Work and Pensions Secretary Iain Duncan Smith has accused Labour of bribing voters with tax credits during a bitter debate about the 1% cap on benefit payments.
Mr Duncan Smith attacked the Opposition for criticising legislation to sever the link between welfare handouts and inflation in a fiery Commons session.
He claimed the previous government had created a system in which nine out of 10 families with children could claim tax credits, including those on £70,000-a-year.
"They think that helping people is about trapping more and more people in benefits," he told MPs ahead of a vote on the controversial move later.
"The result of all of this is that the debt we all had to pay off was costing us £30,000 every single minute," Mr Duncan Smith said.
He accused Labour of failing to face up to the need to slash the deficit, pointing out the party had opposed £83bn of savings set out by the Government.
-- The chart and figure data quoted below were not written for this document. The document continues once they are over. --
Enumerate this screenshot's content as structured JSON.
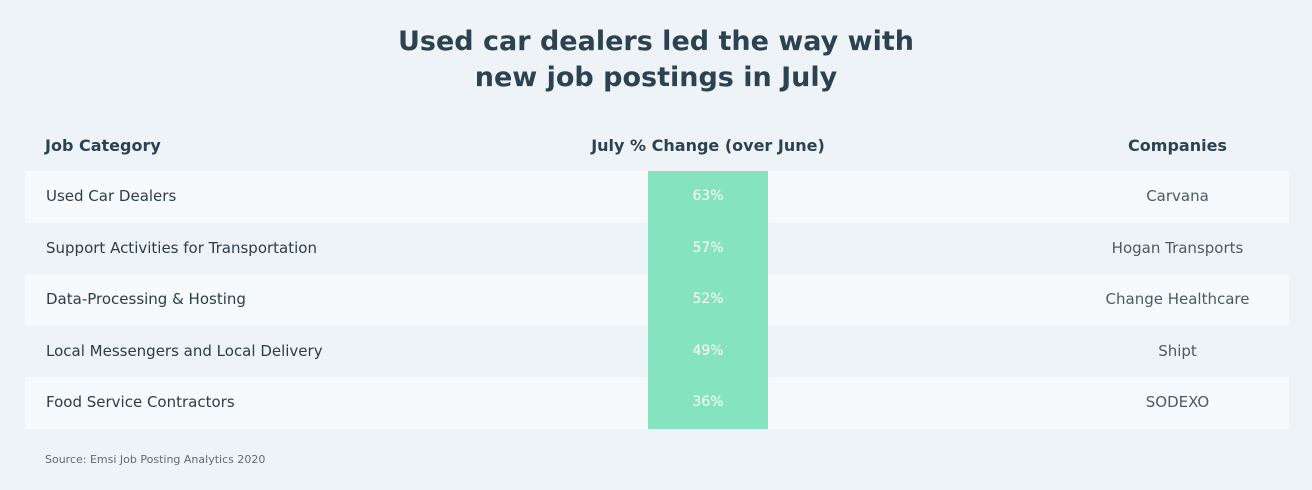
{
  "title_lines": [
    "Used car dealers led the way with",
    "new job postings in July"
  ],
  "headers": {
    "category": "Job Category",
    "change": "July % Change (over June)",
    "companies": "Companies"
  },
  "source": "Source: Emsi Job Posting Analytics 2020",
  "colors": {
    "highlight": "#86e3bf",
    "text": "#2c4250",
    "background": "#eef3f8"
  },
  "chart_data": {
    "type": "table",
    "title": "Used car dealers led the way with new job postings in July",
    "columns": [
      "Job Category",
      "July % Change (over June)",
      "Companies"
    ],
    "rows": [
      {
        "category": "Used Car Dealers",
        "change": "63%",
        "value": 63,
        "company": "Carvana"
      },
      {
        "category": "Support Activities for Transportation",
        "change": "57%",
        "value": 57,
        "company": "Hogan Transports"
      },
      {
        "category": "Data-Processing & Hosting",
        "change": "52%",
        "value": 52,
        "company": "Change Healthcare"
      },
      {
        "category": "Local Messengers and Local Delivery",
        "change": "49%",
        "value": 49,
        "company": "Shipt"
      },
      {
        "category": "Food Service Contractors",
        "change": "36%",
        "value": 36,
        "company": "SODEXO"
      }
    ]
  }
}
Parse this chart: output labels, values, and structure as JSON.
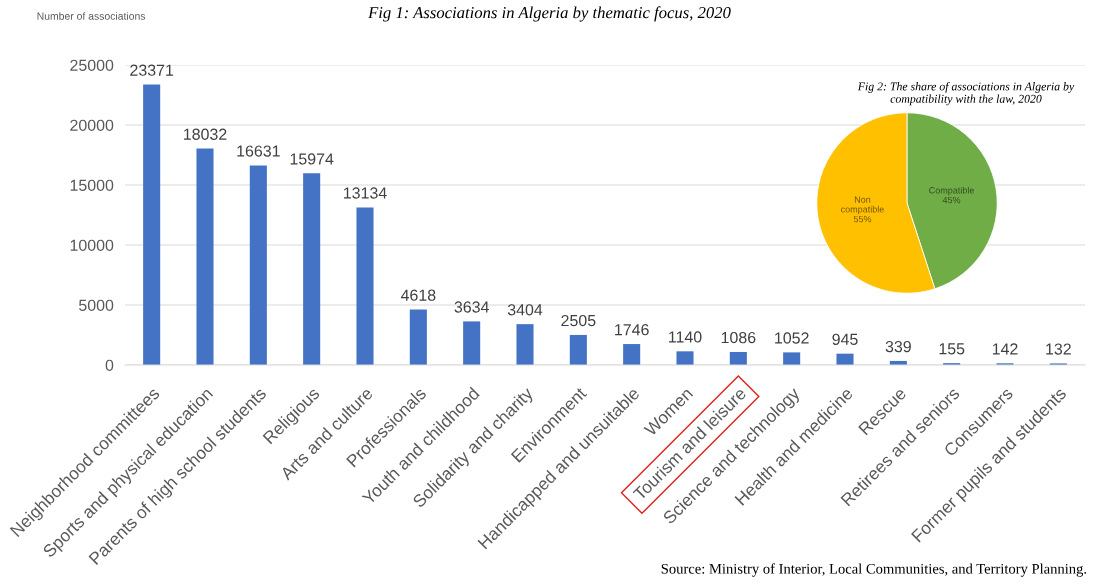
{
  "chart_data": [
    {
      "type": "bar",
      "title": "Fig 1: Associations in Algeria by thematic focus, 2020",
      "ylabel": "Number of associations",
      "categories": [
        "Neighborhood committees",
        "Sports and physical education",
        "Parents of high school students",
        "Religious",
        "Arts and culture",
        "Professionals",
        "Youth and childhood",
        "Solidarity and charity",
        "Environment",
        "Handicapped and unsuitable",
        "Women",
        "Tourism and leisure",
        "Science and technology",
        "Health and medicine",
        "Rescue",
        "Retirees and seniors",
        "Consumers",
        "Former pupils and students"
      ],
      "values": [
        23371,
        18032,
        16631,
        15974,
        13134,
        4618,
        3634,
        3404,
        2505,
        1746,
        1140,
        1086,
        1052,
        945,
        339,
        155,
        142,
        132
      ],
      "color": "#4472c4",
      "ylim": [
        0,
        25000
      ],
      "yticks": [
        0,
        5000,
        10000,
        15000,
        20000,
        25000
      ],
      "grid": "y",
      "data_labels": true,
      "annotations": [
        "Source: Ministry of Interior, Local Communities, and Territory Planning."
      ]
    },
    {
      "type": "pie",
      "title": "Fig 2: The share of associations in Algeria by compatibility with the law, 2020",
      "categories": [
        "Compatible",
        "Non compatible"
      ],
      "values": [
        45,
        55
      ],
      "colors": [
        "#70ad47",
        "#ffc000"
      ],
      "value_labels": [
        "45%",
        "55%"
      ]
    }
  ]
}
"That's the equivalent of adding another £5,000 of debt for every working family in the country," he said.
But shadow work and pensions secretary Liam Byrne claimed the coalition's approach was turning into a "hit and run on working families".
He accused Chancellor George Osborne of "battering the life" out of the economic recovery and Mr Duncan Smith of living "in a fantasy land".
"The Tory way is to hit working families. The Labour way is to help people work," he told MPs.
MPs will vote on the cap following the heated debate and Labour as well as some Lib Dem rebels are set to vote against it.
What amounts to a real-terms cut will hit most working age welfare payments and tax credits, including jobseeker's allowance and maternity pay.
The Government insists it is unfair that state handouts have been rising twice as fast as wages during recent years of austerity.
But Labour argues that the move will mostly affect people who are actually in work, citing analysis that shows seven million working households will lose £165-a-year.
Shadow chancellor Ed Balls said: "While millionaires get a tax cut, seven million striving working families are paying the price for David Cameron and George Osborne's economic failure.
"The best way to get the benefits bill down is to get the economy growing and people back to work, not hit striving families."
Mr Duncan Smith, appearing earlier on Sky News, condemned the Opposition's stance as "pathetic", "unrealistic" and "ridiculous".
"We have to still continue to try and tackle the deficit left for us by Labour which is fuelling huge borrowing and will cost taxpayers enormously unless we get it under control," he said.
"It is also about trying to do it in a way that is fair to those who are in work and are paying the taxes for those who are on welfare.
"The reality is they have seen their welfare payments rise far faster over the last six or seven years than anybody in work."
Labour was "a pathetic opportunistic group who spend their time trying to pretend to people there are soft options out there", he added.
However, anti-poverty campaigners have warned that families will increasingly struggle to properly feed children if benefits fail to keep pace with rises in the cost of living.
Former children's minister Sarah Teather has already broken ranks, warning the the measure would make poverty "significantly worse" and accusing Mr Osborne of "playground politics".
She has now been joined by South Manchester Liberal Democrat MP John Leech, who said he found the Tories' language "objectionable".
"I strongly support raising the tax threshold for low paid workers, but this cut will wipe out much of that good work," he said ahead of this evening's Second Reading division.
Meanwhile, the Tories are trying to distance themselves from the "skivers against strivers" rhetoric sparked by Mr Osborne's original announcement.
Conservative MP Sarah Wollaston insisted that the "vast majority" of her party did not use those terms and it was not how they "feel generally".
Mr Duncan Smith says the £165 figure only reflects the benefits cap and claims working families will actually be £125 better off each year due to the rise in the income tax threshold.